Не затрагивая многовековую европейскую традицию, укажем только на возможный контекст русской философии. В 90-е годы XIX в. в интеллектуальной среде журнала «Вопросы философии и психологии» активно дискутируется проблема самосознания и его отношения к онтологической и психической реальности. Отчасти эти споры были инициированы нарастающим влиянием неокантианской школы (и таких тематически близких ей течений, как имманентизм и «второй позитивизм» ). Но были и свои росийские истоки: возникающее стремление отмежеваться от позитивизма и «материализма», найти им достойные спиритуалистические альтернативы. Особенно примечательны в этом отношении работы Вл. С. Соловьева, С.Н. Трубецкого, Л.М.  Лопатина. В частности спор Соловьева и Лопатина затронул проблему, близкую мелопее Иванова: может ли акт самосознания нести в себе само бытие и тем самым выводит наше Я из субъективной замкнутости.  Естественно, Декарт становится одним из фокусов данной полемики, но показательно и то, что бл. Августин, давший эпиграф к мелопее и неявно присутствующий во многих мотивах «Человека», собственно и был родоначальником темы cogito в европейской философии. 
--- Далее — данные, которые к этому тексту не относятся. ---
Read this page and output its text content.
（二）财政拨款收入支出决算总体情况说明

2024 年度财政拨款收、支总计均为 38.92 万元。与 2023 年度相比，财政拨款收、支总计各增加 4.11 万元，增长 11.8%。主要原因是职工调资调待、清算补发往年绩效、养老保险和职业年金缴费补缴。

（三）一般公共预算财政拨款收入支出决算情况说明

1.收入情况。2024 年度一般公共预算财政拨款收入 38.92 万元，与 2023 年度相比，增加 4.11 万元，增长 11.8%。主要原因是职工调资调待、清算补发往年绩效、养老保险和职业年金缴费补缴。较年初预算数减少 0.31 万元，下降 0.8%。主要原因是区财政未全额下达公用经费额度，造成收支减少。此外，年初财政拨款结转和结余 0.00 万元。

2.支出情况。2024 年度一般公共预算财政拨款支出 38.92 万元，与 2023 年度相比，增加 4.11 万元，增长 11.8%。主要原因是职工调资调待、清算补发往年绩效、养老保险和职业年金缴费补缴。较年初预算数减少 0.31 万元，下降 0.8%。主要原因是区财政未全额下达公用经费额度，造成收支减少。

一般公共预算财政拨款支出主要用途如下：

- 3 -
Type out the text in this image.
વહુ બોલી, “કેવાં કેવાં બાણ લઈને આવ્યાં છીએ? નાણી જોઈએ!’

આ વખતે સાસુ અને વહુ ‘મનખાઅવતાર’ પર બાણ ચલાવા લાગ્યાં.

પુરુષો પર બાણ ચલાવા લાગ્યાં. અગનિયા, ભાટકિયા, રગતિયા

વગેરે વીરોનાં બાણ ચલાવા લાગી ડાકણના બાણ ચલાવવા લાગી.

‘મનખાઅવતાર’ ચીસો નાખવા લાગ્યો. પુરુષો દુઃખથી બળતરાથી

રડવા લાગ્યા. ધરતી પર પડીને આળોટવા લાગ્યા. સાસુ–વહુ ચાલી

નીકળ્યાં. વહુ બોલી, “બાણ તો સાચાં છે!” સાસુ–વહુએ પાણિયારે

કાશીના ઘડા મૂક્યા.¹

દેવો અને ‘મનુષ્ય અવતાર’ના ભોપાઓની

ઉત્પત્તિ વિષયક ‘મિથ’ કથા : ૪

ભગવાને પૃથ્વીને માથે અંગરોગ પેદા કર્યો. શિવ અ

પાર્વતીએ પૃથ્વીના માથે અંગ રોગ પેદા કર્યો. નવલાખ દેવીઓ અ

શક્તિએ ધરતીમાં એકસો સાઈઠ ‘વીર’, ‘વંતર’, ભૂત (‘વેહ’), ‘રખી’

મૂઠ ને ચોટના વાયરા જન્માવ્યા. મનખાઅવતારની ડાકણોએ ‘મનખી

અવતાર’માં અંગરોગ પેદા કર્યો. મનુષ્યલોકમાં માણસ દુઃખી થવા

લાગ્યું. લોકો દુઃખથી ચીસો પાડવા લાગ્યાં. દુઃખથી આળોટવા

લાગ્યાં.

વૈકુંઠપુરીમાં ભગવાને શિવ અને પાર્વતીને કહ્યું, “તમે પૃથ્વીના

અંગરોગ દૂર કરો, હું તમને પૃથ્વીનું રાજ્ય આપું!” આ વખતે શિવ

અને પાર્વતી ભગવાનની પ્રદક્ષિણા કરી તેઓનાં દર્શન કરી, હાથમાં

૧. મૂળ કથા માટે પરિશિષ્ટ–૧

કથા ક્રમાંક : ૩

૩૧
Обратимся к «эгологическому» содержанию спора Соловьева и Лопатина. Статья, открывающая соловьевский цикл «Теоретической философии» – «Первое начало теоретической философии» – посвящена интересующей нас теме  и с особой пристальностью рассматривает сознание. Основной вывод автора, многократно и многообразно сформулированный в статье, таков: «Безусловная самодостоверность наличного сознания есть коренная истина философии». Или: «…знание факта, непосредственно и нераздельно связанное с самим фактом, с ним и при нем неотлучно находящееся и потому справедливо называемое со-знанием, con-scientia, Bewusstseyn (т.е. Bei-wusstseyn), должно быть признано безусловно достоверным, ибо здесь знание непосредственно совпадает со своим предметом, мысль есть простое повторение факта, суждение есть выражение чистого тождества: А=А». Соловьев отвлекается от онтологической интерпретации факта и рассматривает только способ его данности, а именно его фиксированное присутствие в поле сознания. Рассуждения Соловьева, как легко заметить, близки декартовскому cogito, особенно если сделать следующий шаг и признать, что из сознания следует реальность сознающего субъекта. Но этого-то шага философ и не делает. Более того: вторая половина статьи (особенно главы XI – XIV)  и глава VI третьей статьи цикла содержат интенсивную атаку против Декарта и его принципа cogito. Соловьев, разумеется, не одинок в своем недовольстве аргументами Декарта. Достаточно упомянуть, что среди его союзников – Гоббс, Лейбниц, Вико, Кант, Гегель, Керкегор. Но в контексте «Теоретической философии» логичнее было бы встретить солидарность с Декартом, отстаивавшим дорогие Соловьеву философские ценности. Ведь соловьевский «истинный философский субъект» (он же – «дух») и был обнаружен Декартом уже в акте cogito, что позволило ему «оправдать» истину, убедиться в причастности мышления к абсолюту, в непроницаемости «Я» для внешних вторжений (воздействий «злого демона») и непосредственно перейти от cogito к доказательству бытия Бога.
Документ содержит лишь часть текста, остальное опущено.